(ReliableNews.org) – Iran has experienced a lot of turmoil since President Ebrahim Raisi took power in 2021. The country experienced mass protests in 2022 after the death of Mahsa Amini, a 22-year-old who died after being beaten by the morality police. Now the president who violently cracked down on dissenters is dead.
On Sunday, May 19, Raisi’s helicopter crashed into the mountains near Iran’s border with Azerbaijan. The Iranian government has not given a cause for the crash but reports indicate there was a thick fog blanketing the area at the time of the accident. The helicopter was also carrying Foreign Minister Hossein Amirabdollahian, a senior cleric from Tabriz, the governor of the East Azerbaijan province, a Revolutionary Guard official, and three crew members.

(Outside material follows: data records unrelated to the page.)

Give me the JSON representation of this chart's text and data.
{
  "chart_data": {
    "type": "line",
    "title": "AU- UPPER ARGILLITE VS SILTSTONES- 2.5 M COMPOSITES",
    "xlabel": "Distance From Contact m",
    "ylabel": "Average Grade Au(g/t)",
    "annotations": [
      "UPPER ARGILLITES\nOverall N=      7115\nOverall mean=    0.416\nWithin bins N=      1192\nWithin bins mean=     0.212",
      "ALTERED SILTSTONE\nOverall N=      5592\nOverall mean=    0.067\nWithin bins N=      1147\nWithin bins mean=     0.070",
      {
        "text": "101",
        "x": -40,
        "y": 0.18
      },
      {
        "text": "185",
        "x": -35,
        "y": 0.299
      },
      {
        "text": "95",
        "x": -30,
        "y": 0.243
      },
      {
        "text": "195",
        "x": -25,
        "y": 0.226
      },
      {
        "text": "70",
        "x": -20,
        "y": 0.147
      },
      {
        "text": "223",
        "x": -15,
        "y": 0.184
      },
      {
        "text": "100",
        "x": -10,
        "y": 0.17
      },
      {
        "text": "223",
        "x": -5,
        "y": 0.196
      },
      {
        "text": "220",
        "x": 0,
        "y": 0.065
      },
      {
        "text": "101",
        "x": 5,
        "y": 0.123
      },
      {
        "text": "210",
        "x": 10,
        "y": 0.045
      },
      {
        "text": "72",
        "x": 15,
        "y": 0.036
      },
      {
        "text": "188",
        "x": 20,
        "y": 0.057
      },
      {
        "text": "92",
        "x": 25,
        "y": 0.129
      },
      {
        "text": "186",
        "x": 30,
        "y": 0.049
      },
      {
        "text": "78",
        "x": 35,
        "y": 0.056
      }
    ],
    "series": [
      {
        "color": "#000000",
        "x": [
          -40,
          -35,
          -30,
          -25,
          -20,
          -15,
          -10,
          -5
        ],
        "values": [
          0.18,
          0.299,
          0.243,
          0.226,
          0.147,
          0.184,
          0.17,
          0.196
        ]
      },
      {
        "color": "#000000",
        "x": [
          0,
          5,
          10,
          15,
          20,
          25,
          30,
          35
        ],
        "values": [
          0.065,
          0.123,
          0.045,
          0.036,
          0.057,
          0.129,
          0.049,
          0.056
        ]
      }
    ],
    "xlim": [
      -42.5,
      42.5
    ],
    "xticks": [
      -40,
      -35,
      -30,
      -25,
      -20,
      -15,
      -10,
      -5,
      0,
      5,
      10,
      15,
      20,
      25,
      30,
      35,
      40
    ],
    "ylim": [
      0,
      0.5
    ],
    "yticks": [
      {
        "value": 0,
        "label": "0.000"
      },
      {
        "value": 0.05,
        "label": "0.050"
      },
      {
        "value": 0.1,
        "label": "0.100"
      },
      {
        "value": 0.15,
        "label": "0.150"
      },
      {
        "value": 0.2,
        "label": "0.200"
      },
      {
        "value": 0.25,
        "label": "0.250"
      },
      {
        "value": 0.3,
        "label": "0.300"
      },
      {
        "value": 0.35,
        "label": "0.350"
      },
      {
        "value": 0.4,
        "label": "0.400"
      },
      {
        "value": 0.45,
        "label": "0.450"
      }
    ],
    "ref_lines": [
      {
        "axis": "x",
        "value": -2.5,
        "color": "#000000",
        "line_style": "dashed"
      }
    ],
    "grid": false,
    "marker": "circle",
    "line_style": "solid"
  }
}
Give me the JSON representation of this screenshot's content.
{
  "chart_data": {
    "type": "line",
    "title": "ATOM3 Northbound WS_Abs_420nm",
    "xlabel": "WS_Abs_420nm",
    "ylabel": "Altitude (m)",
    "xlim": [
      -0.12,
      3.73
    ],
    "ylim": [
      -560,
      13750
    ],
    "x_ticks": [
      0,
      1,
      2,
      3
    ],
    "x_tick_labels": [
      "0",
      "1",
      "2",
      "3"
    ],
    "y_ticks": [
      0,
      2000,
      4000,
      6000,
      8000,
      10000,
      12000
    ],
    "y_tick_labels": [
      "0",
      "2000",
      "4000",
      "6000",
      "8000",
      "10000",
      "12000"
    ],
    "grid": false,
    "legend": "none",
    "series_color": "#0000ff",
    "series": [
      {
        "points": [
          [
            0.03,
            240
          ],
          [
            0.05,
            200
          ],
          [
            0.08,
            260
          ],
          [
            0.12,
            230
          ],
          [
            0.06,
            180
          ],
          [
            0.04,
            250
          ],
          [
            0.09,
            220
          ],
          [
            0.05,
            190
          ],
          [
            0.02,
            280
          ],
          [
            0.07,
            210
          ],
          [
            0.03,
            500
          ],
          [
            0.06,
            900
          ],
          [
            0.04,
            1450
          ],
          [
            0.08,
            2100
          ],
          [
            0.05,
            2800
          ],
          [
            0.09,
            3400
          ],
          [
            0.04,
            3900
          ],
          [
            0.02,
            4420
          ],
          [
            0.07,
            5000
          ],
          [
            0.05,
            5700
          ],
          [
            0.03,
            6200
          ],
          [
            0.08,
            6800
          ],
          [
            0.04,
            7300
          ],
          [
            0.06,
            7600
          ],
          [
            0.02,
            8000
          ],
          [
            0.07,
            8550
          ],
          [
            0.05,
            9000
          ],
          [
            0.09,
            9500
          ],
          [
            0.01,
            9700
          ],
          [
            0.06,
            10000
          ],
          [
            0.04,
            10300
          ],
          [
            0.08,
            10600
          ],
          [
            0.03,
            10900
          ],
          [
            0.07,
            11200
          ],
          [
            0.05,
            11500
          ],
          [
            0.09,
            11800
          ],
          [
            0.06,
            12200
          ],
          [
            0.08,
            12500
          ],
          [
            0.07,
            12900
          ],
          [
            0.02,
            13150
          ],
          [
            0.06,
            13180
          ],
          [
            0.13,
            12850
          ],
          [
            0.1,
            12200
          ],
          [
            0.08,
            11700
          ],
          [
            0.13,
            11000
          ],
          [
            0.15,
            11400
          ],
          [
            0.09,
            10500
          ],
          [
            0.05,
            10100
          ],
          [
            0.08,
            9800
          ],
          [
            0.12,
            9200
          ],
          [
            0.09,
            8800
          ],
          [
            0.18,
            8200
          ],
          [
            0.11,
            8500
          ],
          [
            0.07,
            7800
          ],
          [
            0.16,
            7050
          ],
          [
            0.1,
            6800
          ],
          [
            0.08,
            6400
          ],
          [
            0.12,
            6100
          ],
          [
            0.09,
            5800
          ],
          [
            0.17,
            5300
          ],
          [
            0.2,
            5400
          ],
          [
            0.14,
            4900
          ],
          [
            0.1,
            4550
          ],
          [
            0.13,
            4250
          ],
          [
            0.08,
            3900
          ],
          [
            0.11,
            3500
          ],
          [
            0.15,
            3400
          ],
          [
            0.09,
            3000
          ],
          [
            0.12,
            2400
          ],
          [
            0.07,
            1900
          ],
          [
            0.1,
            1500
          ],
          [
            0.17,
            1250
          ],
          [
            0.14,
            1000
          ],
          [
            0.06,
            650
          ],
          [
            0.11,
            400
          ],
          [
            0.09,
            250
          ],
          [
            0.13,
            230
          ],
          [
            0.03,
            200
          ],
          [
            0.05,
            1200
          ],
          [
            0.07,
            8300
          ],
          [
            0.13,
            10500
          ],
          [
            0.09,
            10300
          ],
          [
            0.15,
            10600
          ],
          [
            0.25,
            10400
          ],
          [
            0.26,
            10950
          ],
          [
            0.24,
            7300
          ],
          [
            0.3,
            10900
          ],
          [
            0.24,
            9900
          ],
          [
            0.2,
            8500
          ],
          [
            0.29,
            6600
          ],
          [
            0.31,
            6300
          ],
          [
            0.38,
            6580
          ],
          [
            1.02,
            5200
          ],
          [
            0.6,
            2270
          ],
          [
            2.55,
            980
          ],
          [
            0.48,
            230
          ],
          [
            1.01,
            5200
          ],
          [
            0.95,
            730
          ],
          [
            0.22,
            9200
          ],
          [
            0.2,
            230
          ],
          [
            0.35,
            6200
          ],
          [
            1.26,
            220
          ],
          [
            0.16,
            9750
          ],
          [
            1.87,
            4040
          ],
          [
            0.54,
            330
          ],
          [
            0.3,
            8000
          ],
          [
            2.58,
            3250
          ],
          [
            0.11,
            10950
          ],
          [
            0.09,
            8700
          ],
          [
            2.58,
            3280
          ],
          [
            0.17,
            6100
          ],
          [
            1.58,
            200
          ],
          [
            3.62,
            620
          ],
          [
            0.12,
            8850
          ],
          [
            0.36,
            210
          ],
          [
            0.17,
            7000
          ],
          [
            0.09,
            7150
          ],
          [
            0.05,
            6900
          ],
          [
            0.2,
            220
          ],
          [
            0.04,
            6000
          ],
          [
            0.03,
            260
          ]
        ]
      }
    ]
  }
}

The president was flying on a Bell 212 helicopter the country purchased approximately two decades ago. The country has used Bell helicopters since the Shah’s era but they have experienced shortages because of Western sanctions. Pilots often fly the aircraft without performing safety checks first. It’s unclear if that was the case this time or if it was just the bad weather.

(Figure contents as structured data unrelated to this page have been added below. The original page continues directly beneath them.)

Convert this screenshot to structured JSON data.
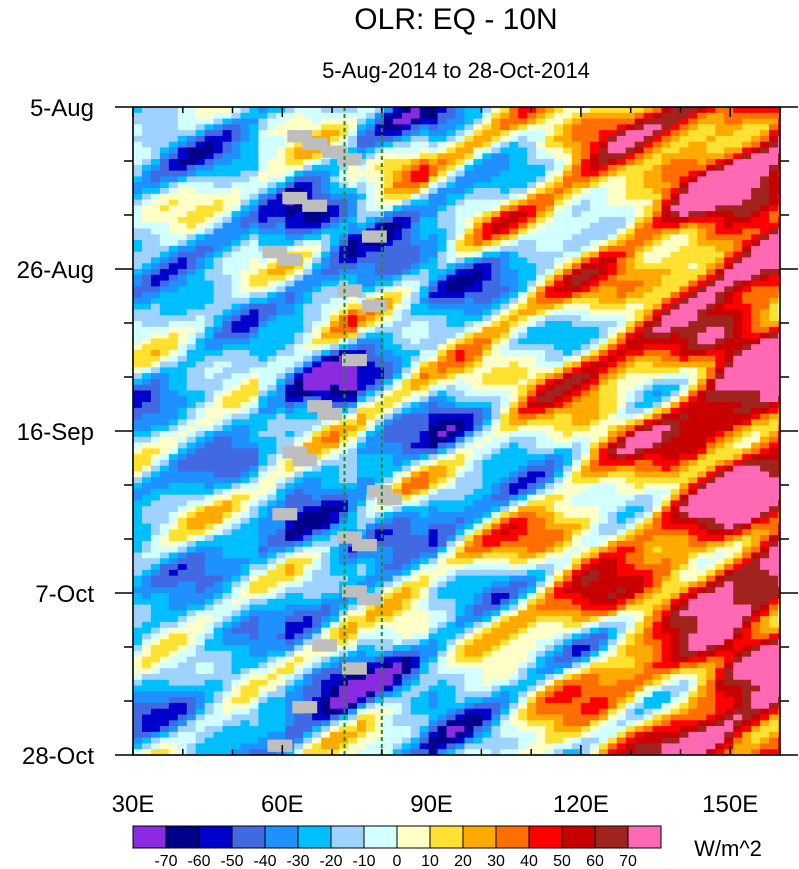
{
  "chart_data": {
    "type": "heatmap",
    "title": "OLR: EQ - 10N",
    "subtitle": "5-Aug-2014 to 28-Oct-2014",
    "units": "W/m^2",
    "x_range": [
      30,
      160
    ],
    "y_range_days": [
      0,
      84
    ],
    "x_major_ticks": [
      {
        "value": 30,
        "label": "30E"
      },
      {
        "value": 60,
        "label": "60E"
      },
      {
        "value": 90,
        "label": "90E"
      },
      {
        "value": 120,
        "label": "120E"
      },
      {
        "value": 150,
        "label": "150E"
      }
    ],
    "x_minor_step": 10,
    "y_major_ticks": [
      {
        "day": 0,
        "label": "5-Aug"
      },
      {
        "day": 21,
        "label": "26-Aug"
      },
      {
        "day": 42,
        "label": "16-Sep"
      },
      {
        "day": 63,
        "label": "7-Oct"
      },
      {
        "day": 84,
        "label": "28-Oct"
      }
    ],
    "y_minor_step_days": 7,
    "reference_lines_lon": [
      72.5,
      80
    ],
    "reference_line_color": "#228b22",
    "missing_color": "#bebebe",
    "colorbar": {
      "levels": [
        -70,
        -60,
        -50,
        -40,
        -30,
        -20,
        -10,
        0,
        10,
        20,
        30,
        40,
        50,
        60,
        70
      ],
      "colors": [
        "#8a2be2",
        "#00008b",
        "#0000cd",
        "#4169e1",
        "#1e90ff",
        "#00bfff",
        "#a0d2ff",
        "#d2ffff",
        "#ffffc8",
        "#ffe132",
        "#ffaa00",
        "#ff6e00",
        "#ff0000",
        "#c80000",
        "#a0231e",
        "#ff69b4"
      ]
    }
  }
}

The Iranian government declared the country would be in five days of mourning on Monday. Government loyalists crowded public squares and mosques to offer prayers for the dead president and foreign minister. However, most of the businesses and schools remained open across the country. Iranians weren’t mourning the hardline president the same way they had other high-profile figures in the past.

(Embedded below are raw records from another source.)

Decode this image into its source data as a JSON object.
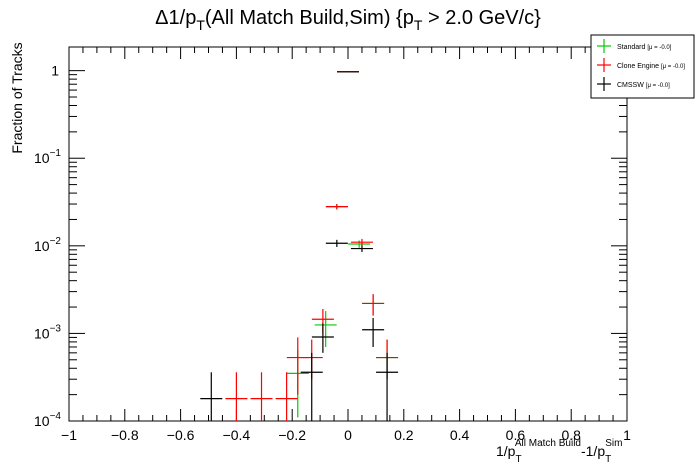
{
  "chart_data": {
    "type": "scatter",
    "title": {
      "main_pre": "Δ1/p",
      "main_sub": "T",
      "main_post": "(All Match Build,Sim) {p",
      "cut_sub": "T",
      "cut_post": " > 2.0 GeV/c}"
    },
    "ylabel": "Fraction of Tracks",
    "xlabel": {
      "pre": "1/p",
      "sub1": "T",
      "sup1": "All Match Build",
      "mid": "-1/p",
      "sub2": "T",
      "sup2": "Sim"
    },
    "xlim": [
      -1,
      1
    ],
    "ylim": [
      0.0001,
      2
    ],
    "yscale": "log",
    "x_ticks": [
      "−1",
      "−0.8",
      "−0.6",
      "−0.4",
      "−0.2",
      "0",
      "0.2",
      "0.4",
      "0.6",
      "0.8",
      "1"
    ],
    "y_ticks": [
      {
        "value": 1,
        "base": "1",
        "exp": ""
      },
      {
        "value": 0.1,
        "base": "10",
        "exp": "−1"
      },
      {
        "value": 0.01,
        "base": "10",
        "exp": "−2"
      },
      {
        "value": 0.001,
        "base": "10",
        "exp": "−3"
      },
      {
        "value": 0.0001,
        "base": "10",
        "exp": "−4"
      }
    ],
    "legend_position": "top-right",
    "series": [
      {
        "name": "Standard",
        "mu_label": "[μ = -0.0]",
        "color": "#00cc00",
        "points": [
          {
            "x": -0.18,
            "y": 0.00035,
            "lo": 0.00011,
            "hi": 0.00065
          },
          {
            "x": -0.08,
            "y": 0.00125,
            "lo": 0.0007,
            "hi": 0.0018
          },
          {
            "x": -0.04,
            "y": 0.028,
            "lo": 0.026,
            "hi": 0.03
          },
          {
            "x": 0.0,
            "y": 0.97,
            "lo": 0.96,
            "hi": 0.98
          },
          {
            "x": 0.04,
            "y": 0.0105,
            "lo": 0.0095,
            "hi": 0.0115
          },
          {
            "x": 0.09,
            "y": 0.0022,
            "lo": 0.0016,
            "hi": 0.0028
          },
          {
            "x": 0.14,
            "y": 0.00053,
            "lo": 0.0003,
            "hi": 0.00085
          }
        ]
      },
      {
        "name": "Clone Engine",
        "mu_label": "[μ = -0.0]",
        "color": "#ff0000",
        "points": [
          {
            "x": -0.4,
            "y": 0.00018,
            "lo": 0.0001,
            "hi": 0.00036
          },
          {
            "x": -0.31,
            "y": 0.00018,
            "lo": 0.0001,
            "hi": 0.00036
          },
          {
            "x": -0.22,
            "y": 0.00018,
            "lo": 0.0001,
            "hi": 0.00036
          },
          {
            "x": -0.18,
            "y": 0.00053,
            "lo": 0.0002,
            "hi": 0.0009
          },
          {
            "x": -0.13,
            "y": 0.00053,
            "lo": 0.0003,
            "hi": 0.00085
          },
          {
            "x": -0.09,
            "y": 0.00145,
            "lo": 0.001,
            "hi": 0.0019
          },
          {
            "x": -0.04,
            "y": 0.028,
            "lo": 0.026,
            "hi": 0.03
          },
          {
            "x": 0.0,
            "y": 0.97,
            "lo": 0.96,
            "hi": 0.98
          },
          {
            "x": 0.05,
            "y": 0.011,
            "lo": 0.01,
            "hi": 0.012
          },
          {
            "x": 0.09,
            "y": 0.0022,
            "lo": 0.0016,
            "hi": 0.0028
          },
          {
            "x": 0.14,
            "y": 0.00053,
            "lo": 0.0003,
            "hi": 0.00085
          }
        ]
      },
      {
        "name": "CMSSW",
        "mu_label": "[μ = -0.0]",
        "color": "#000000",
        "points": [
          {
            "x": -0.49,
            "y": 0.00018,
            "lo": 0.0001,
            "hi": 0.00036
          },
          {
            "x": -0.13,
            "y": 0.00036,
            "lo": 0.0001,
            "hi": 0.0006
          },
          {
            "x": -0.09,
            "y": 0.00091,
            "lo": 0.0006,
            "hi": 0.0013
          },
          {
            "x": -0.04,
            "y": 0.0107,
            "lo": 0.0097,
            "hi": 0.0117
          },
          {
            "x": 0.0,
            "y": 0.97,
            "lo": 0.96,
            "hi": 0.98
          },
          {
            "x": 0.05,
            "y": 0.0093,
            "lo": 0.0085,
            "hi": 0.0101
          },
          {
            "x": 0.09,
            "y": 0.0011,
            "lo": 0.0007,
            "hi": 0.0015
          },
          {
            "x": 0.14,
            "y": 0.00036,
            "lo": 0.0001,
            "hi": 0.0006
          }
        ]
      }
    ]
  }
}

Laila, a 21-year-old student in the capital of Tehran, told reporters that she wasn’t sad about him dying because he ordered the morality police to crack down on women who didn’t wear hijabs to cover their hair. She said she was upset because she didn’t think his death would change anything in the Islamic country. Soran Mansournia, an internet user, posted a message online congratulating “the families of the victims of the executions,” referring to the 5,0000 Iranians he had a hand in killing in the 1980s.
Supreme Leader Ayatollah Ali Khamenei named the country’s vice president, Mohammad Mokhber, to serve as the acting president.